Depois, sublinhou a pluralidade e variedade do rosto amazónico, “de enorme riqueza biológica, cultural e espiritual”, portadora duma sabedoria e conhecimento bem úteis para os que não habitam aquelas regiões, para poderem “penetrar – sem o destruir – no tesouro que encerra esta região, ouvindo ressoar as palavras do Senhor a Moisés: ‘Tira as tuas sandálias dos pés, porque o lugar em que estás é uma terra santa’ (Ex 3,5).”.
Todavia, considerou que o cântico franciscano de louvor se esboroa ante “as feridas profundas que carregam consigo a Amazónia e os seus povos”. Por isso, a visita papal representa o ato de solidariedade, no coração da Igreja, para com os desafios que se colocam àqueles povos hoje, bem como a reafirmação duma “opção sincera em prol da defesa da vida, defesa da terra e defesa das culturas” visto que, “provavelmente, nunca os povos originários amazónicos estiveram tão ameaçados nos seus territórios como o estão agora”. Cruzam-se aqui duas frentes de ameaça: a nova ideologia extrativa e a forte pressão de grandes interesses económicos em torno do petróleo, gás, madeira, ouro e monoculturas agroindustriais; e a perversão de certas políticas promotoras da conservação da natureza sem o respeito pelo ser humano. Neste sentido, o Pontífice proclamou: “Devemos romper com o paradigma histórico que considera a Amazónia como uma despensa inesgotável dos Estados, sem ter em conta os seus habitantes”.

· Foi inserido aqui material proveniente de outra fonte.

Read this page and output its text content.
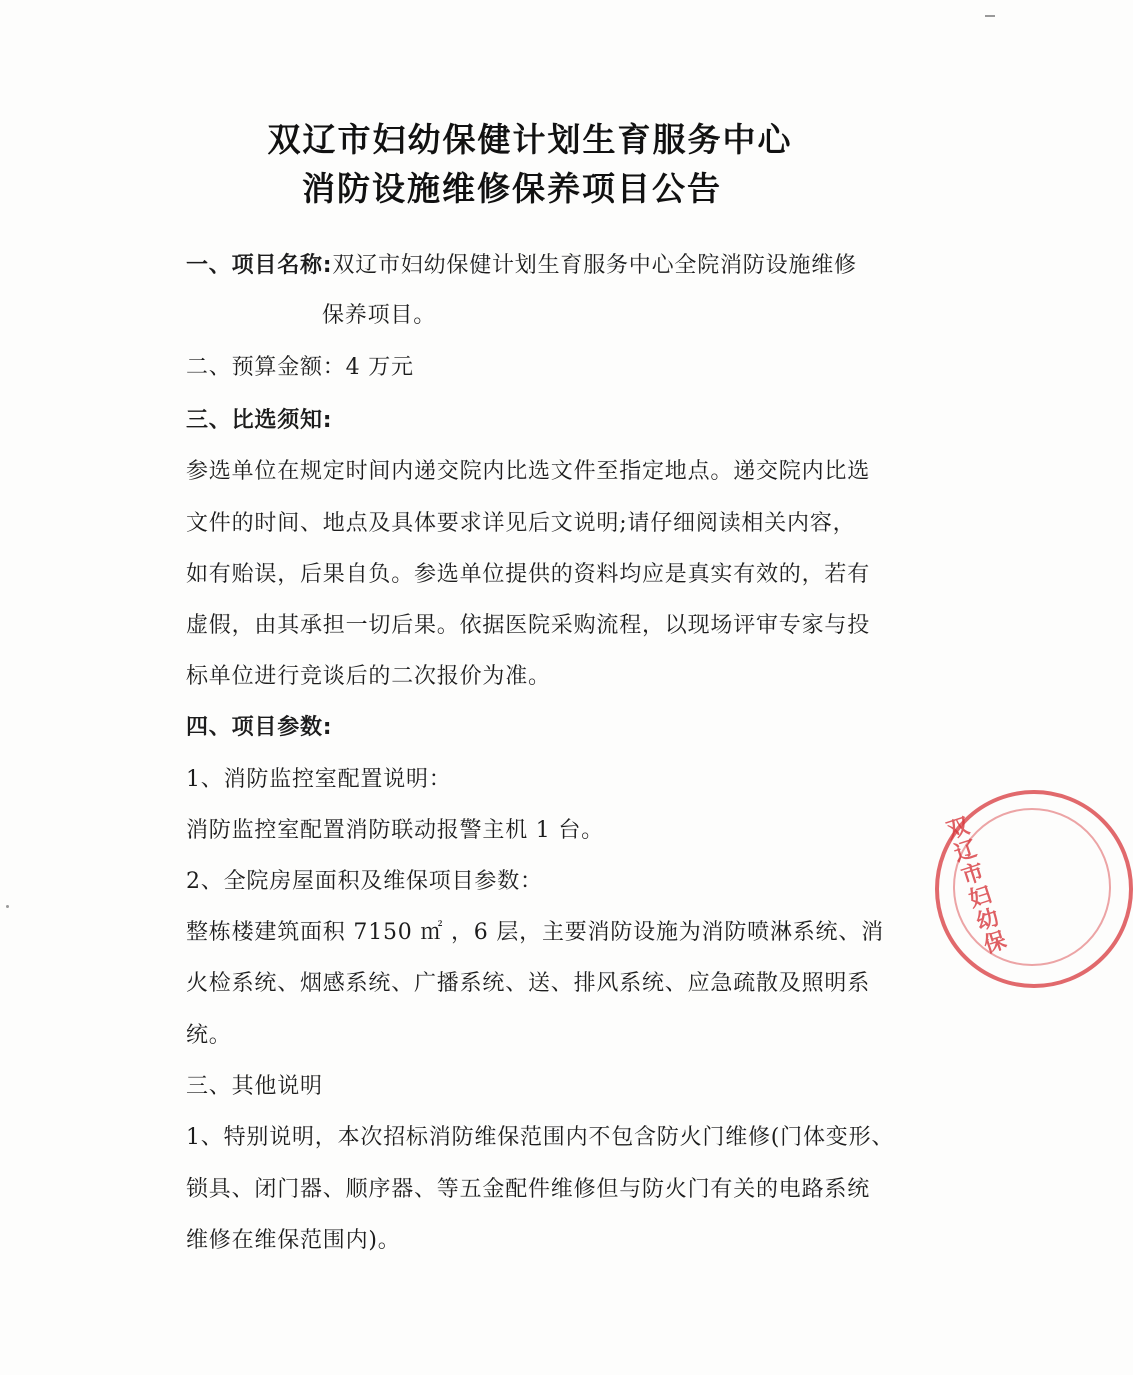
双辽市妇幼保健计划生育服务中心
消防设施维修保养项目公告
一、项目名称:双辽市妇幼保健计划生育服务中心全院消防设施维修
保养项目。
二、预算金额：4 万元
三、比选须知:
参选单位在规定时间内递交院内比选文件至指定地点。递交院内比选
文件的时间、地点及具体要求详见后文说明;请仔细阅读相关内容，
如有贻误，后果自负。参选单位提供的资料均应是真实有效的，若有
虚假，由其承担一切后果。依据医院采购流程，以现场评审专家与投
标单位进行竞谈后的二次报价为准。
四、项目参数:
1、消防监控室配置说明：
消防监控室配置消防联动报警主机 1 台。
2、全院房屋面积及维保项目参数：
整栋楼建筑面积 7150 ㎡ ，6 层，主要消防设施为消防喷淋系统、消
火检系统、烟感系统、广播系统、送、排风系统、应急疏散及照明系
统。
三、其他说明
1、特别说明，本次招标消防维保范围内不包含防火门维修(门体变形、
锁具、闭门器、顺序器、等五金配件维修但与防火门有关的电路系统
维修在维保范围内)。
双辽市妇幼保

Para isso, é imprescindível que um projeto que mexa com aqueles territórios seja concertado no diálogo com os guardiões naturais da Amazónia e que haja alguma reversão do proveito de tais iniciativas em prol daqueles povos, contrariando as categorias da exploração e da discriminação.
E, na apologia do “bom agir”, que está em sintonia com as práticas do “bom viver”, que se descobre na sabedoria dos povos, disse o Papa:
Seja-me permitido dizer que se, para alguns, sois considerados um obstáculo ou um ‘estorvo’, a verdade é que vós, com a vossa vida, sois um grito lançado à consciência dum estilo de vida que não consegue medir os custos do mesmo. Vós sois memória viva da missão que Deus nos confiou a todos: cuidar da Casa Comum.”.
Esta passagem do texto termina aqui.